The 7 Leave No Trace Principles

Any outdoor activity exerts a certain pressure on our natural environments. Leave No Trace proposes 7 principles to apply during your excursions to protect the natural environment, its fauna and flora.

Follow these guidelines to adopt good habits and practice your favorite outdoor activities in an environmentally friendly manner.

1. Plan ahead and prepare

  • Know the rules, access rights, restrictions in effect, and specifics of the site.
  • Prepare for bad weather, natural hazards and other emergencies.
  • Plan trips during low-traffic periods.
  • Explore less frequented areas. Divide large groups and go out in smaller groups of 4 to 6 people.
  • Bring a compass and an up-to-date map.
  • Repack food in reusable containers to minimize waste.

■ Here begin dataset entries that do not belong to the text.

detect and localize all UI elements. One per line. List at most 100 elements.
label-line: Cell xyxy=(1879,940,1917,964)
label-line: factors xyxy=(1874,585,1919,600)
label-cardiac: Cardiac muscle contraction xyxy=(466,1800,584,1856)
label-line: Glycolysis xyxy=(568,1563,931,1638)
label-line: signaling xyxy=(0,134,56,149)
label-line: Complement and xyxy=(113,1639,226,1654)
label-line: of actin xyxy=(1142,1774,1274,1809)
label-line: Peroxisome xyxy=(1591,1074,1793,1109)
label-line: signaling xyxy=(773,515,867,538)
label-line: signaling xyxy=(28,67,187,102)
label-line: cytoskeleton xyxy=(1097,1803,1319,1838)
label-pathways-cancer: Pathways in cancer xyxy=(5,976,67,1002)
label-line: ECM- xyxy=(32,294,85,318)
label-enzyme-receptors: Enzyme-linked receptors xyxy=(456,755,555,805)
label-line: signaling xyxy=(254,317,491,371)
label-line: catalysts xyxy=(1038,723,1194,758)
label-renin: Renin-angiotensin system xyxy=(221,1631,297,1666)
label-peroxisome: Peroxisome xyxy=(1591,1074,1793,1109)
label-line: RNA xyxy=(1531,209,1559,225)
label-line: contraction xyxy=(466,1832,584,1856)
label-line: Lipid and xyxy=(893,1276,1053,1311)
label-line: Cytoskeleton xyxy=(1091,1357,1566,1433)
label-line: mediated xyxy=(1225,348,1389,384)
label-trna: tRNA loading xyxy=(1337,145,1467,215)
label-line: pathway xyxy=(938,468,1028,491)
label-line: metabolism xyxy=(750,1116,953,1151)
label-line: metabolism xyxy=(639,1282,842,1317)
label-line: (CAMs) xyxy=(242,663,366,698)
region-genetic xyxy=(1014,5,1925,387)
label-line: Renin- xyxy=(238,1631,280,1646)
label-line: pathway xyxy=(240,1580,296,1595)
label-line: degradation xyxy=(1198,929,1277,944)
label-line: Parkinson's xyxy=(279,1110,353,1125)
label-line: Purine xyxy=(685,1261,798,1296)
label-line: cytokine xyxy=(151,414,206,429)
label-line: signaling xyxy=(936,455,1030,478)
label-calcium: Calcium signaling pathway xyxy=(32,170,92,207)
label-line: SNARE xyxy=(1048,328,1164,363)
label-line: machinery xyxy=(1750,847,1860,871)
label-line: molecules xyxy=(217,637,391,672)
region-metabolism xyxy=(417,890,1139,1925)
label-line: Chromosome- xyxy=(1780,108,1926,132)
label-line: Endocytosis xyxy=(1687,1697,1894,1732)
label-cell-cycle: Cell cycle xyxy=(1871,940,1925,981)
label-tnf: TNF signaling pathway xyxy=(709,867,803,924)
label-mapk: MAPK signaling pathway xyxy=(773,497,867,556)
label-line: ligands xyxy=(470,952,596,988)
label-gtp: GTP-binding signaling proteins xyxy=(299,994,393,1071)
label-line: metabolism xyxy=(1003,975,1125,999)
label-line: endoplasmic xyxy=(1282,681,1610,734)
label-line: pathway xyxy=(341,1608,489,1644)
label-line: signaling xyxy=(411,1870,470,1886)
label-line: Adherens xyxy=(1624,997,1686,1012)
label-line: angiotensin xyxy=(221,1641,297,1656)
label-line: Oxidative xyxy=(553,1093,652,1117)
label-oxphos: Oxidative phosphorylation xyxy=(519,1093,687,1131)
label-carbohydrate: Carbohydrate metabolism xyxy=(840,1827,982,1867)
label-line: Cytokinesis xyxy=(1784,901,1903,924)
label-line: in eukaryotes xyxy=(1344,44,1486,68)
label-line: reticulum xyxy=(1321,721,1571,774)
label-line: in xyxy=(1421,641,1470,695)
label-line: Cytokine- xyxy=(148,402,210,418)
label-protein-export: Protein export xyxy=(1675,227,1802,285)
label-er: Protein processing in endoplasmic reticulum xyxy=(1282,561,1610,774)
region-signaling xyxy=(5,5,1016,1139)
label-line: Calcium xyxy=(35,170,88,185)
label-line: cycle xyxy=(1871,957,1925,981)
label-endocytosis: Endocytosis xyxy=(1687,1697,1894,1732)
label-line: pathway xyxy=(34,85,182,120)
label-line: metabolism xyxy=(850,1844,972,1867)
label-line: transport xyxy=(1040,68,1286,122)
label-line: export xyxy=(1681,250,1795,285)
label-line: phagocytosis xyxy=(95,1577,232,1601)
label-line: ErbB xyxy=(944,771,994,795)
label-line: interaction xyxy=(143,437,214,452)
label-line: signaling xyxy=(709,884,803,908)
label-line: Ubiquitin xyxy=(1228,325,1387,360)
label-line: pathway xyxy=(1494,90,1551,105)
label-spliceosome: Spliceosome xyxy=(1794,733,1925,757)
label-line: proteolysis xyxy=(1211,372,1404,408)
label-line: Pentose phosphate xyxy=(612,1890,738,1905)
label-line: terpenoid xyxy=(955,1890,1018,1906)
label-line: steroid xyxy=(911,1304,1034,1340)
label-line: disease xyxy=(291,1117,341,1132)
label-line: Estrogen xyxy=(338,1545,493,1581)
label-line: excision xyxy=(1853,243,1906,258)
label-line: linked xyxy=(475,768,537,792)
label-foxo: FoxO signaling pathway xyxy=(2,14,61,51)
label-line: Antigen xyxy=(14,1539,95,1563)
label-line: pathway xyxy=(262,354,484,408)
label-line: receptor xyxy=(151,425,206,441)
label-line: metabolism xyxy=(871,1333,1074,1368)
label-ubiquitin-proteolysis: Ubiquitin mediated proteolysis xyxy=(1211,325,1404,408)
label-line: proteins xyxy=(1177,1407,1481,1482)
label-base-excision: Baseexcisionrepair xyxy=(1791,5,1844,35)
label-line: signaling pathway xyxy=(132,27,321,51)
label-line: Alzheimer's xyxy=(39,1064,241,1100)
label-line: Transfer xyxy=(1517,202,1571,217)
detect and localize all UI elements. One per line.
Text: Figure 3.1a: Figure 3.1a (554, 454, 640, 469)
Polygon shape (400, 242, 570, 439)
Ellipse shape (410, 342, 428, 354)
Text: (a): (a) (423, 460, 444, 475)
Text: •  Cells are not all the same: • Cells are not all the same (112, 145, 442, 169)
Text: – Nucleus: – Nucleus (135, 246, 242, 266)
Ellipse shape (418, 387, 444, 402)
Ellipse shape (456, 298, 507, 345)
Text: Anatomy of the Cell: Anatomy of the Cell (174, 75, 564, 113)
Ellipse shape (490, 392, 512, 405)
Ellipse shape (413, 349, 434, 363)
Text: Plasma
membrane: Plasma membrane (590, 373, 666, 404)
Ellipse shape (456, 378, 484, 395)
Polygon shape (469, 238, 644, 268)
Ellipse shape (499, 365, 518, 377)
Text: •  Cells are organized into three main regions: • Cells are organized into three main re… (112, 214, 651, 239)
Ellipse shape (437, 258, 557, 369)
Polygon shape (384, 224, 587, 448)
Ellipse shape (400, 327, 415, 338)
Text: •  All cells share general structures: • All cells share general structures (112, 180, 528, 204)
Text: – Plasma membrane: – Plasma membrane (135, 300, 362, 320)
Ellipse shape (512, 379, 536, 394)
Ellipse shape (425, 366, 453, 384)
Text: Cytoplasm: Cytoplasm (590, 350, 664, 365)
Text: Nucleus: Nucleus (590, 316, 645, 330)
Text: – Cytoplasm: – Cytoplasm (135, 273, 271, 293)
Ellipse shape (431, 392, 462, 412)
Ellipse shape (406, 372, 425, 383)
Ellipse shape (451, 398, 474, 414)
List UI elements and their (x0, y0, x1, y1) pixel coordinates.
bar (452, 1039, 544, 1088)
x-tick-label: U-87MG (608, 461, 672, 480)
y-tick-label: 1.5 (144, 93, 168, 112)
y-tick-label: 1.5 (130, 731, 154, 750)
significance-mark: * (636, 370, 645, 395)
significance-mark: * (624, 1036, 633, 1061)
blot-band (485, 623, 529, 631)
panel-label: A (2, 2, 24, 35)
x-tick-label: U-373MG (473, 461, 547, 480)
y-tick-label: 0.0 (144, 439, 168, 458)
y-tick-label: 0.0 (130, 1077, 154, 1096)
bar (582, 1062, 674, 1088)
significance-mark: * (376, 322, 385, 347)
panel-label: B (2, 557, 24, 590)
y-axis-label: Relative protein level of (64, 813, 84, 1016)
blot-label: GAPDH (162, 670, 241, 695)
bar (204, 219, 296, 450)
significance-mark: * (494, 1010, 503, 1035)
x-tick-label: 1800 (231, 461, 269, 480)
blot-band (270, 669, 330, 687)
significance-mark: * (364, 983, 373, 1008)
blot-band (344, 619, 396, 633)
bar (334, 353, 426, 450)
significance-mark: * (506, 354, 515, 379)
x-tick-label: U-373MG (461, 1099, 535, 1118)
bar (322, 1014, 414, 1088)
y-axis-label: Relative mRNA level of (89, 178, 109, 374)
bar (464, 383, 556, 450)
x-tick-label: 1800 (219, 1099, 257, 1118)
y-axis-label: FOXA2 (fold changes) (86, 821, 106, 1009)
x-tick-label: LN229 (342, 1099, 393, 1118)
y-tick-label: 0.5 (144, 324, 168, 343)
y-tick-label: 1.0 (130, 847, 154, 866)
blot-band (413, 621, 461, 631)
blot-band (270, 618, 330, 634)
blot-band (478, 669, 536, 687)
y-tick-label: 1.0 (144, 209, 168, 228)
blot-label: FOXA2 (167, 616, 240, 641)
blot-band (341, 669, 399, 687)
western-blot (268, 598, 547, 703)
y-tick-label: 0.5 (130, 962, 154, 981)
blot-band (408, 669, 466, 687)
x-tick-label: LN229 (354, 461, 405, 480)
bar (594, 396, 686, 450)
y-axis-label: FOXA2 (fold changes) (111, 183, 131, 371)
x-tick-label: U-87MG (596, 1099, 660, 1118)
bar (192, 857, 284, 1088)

2. Travel and camp on durable surfaces

  • Travel and camp on existing trails and campsites.
  • For off-trail travel, stay on durable surfaces: bare ground, rock, sand, dry grass, deep snow.
  • Avoid altering a site to camp: a good site is found, not made.
  • Protect shorelines by camping more than 60 m from lakes and streams.

In frequented areas:

  • Use designated trails and campsites.
  • Walk in single file down the middle of the trail, even if it is muddy or wet.
  • Limit the camping area. Concentrate your activities on areas without vegetation.

In pristine, remote or isolated areas:

  • Disperse its impact so as not to create new trails or campsites.
  • Avoid damaging surfaces that have suffered little or no impact.

3. Dispose of waste properly

  • Bring back waste that was carried in. Separate regular waste from hazardous waste. Burning waste in a campfire is not an acceptable solution.
  • Thoroughly inspect picnic areas and campsites for trash, food scraps, cigarette butts and other micro-waste.
  • Deposit human feces in a hole dug more than 60 m (or about 70 adult footsteps) from water sources, trails and campsites. Dig the sanitary hole in organic soil 15 to 20 cm deep and dig and camouflage after each use.
  • Pack out the toilet paper or put it in the sanitary hole.
  • Bath and wash dishes more than 60 m away from waterways. Use a minimum amount of biodegradable soap.
  • Spread soiled water in large streams through vegetation.
  • Filter food debris through a sieve and place it with the waste to be packed-out before spreading the dishwater.

4. Leave what you find

  • Preserve heritage: avoid moving or destroying traditional, historical and cultural elements and sites.
  • Leave stones, plants and all other natural objects in their original place and condition.
  • Avoid building structures, constructing furniture or digging trenches.
  • Prevent the spread of exotic invasive species by removing mud and debris from shoes, clothing and equipment.

5. Minimize campfire impacts

  • Campfires can cause lasting impacts: cooking on a portable stove is a good solution.
  • Place barbecues, fire boxes and portable stoves on durable surfaces.
  • Protect soil and roots from burning.
  • If open fires are allowed, use designated locations. Keep fires small.
  • If wood collection is allowed, burn only dead wood that is collected from the ground and can be broken up by hand.
  • Allow pieces of wood and embers to reduce to ash. Completely extinguish fires and check that ashes are cool before leaving the area.

6. Respect wildlife

  • Leave the field clear for the animals and observe them from a distance.
  • Move away at the first sign of nervousness or change in behavior.
  • Refrain from feeding animals to avoid harming their health, altering their behavior, or exposing them to predators or other hazards.
  • Store food, garbage and other odorous products in a bear-proof barrel, in facilities provided on site, or in car trunks.
  • Avoid disturbing animals during sensitive breeding, nesting and calf rearing periods, or during winter.
  • Keep control of a pet or leave it safely at home. Pick up after your dog or bury feces in a sanitary hole.

7. Be considerate of others

  • Act with courtesy. On a narrow trail, give way to uphill hikers.
  • Pull over along the trail to give priority to people with mobility aids.
  • Take breaks on durable surfaces off the trail.
  • Give freedom for the sounds of nature to be heard. Avoid excessive noise. Wear headphones if using electronic devices.
  • Limit the use of drones to areas where they are permitted and following the rules.
  • On social networks, post photos that demonstrate behavior to better protect natural environments.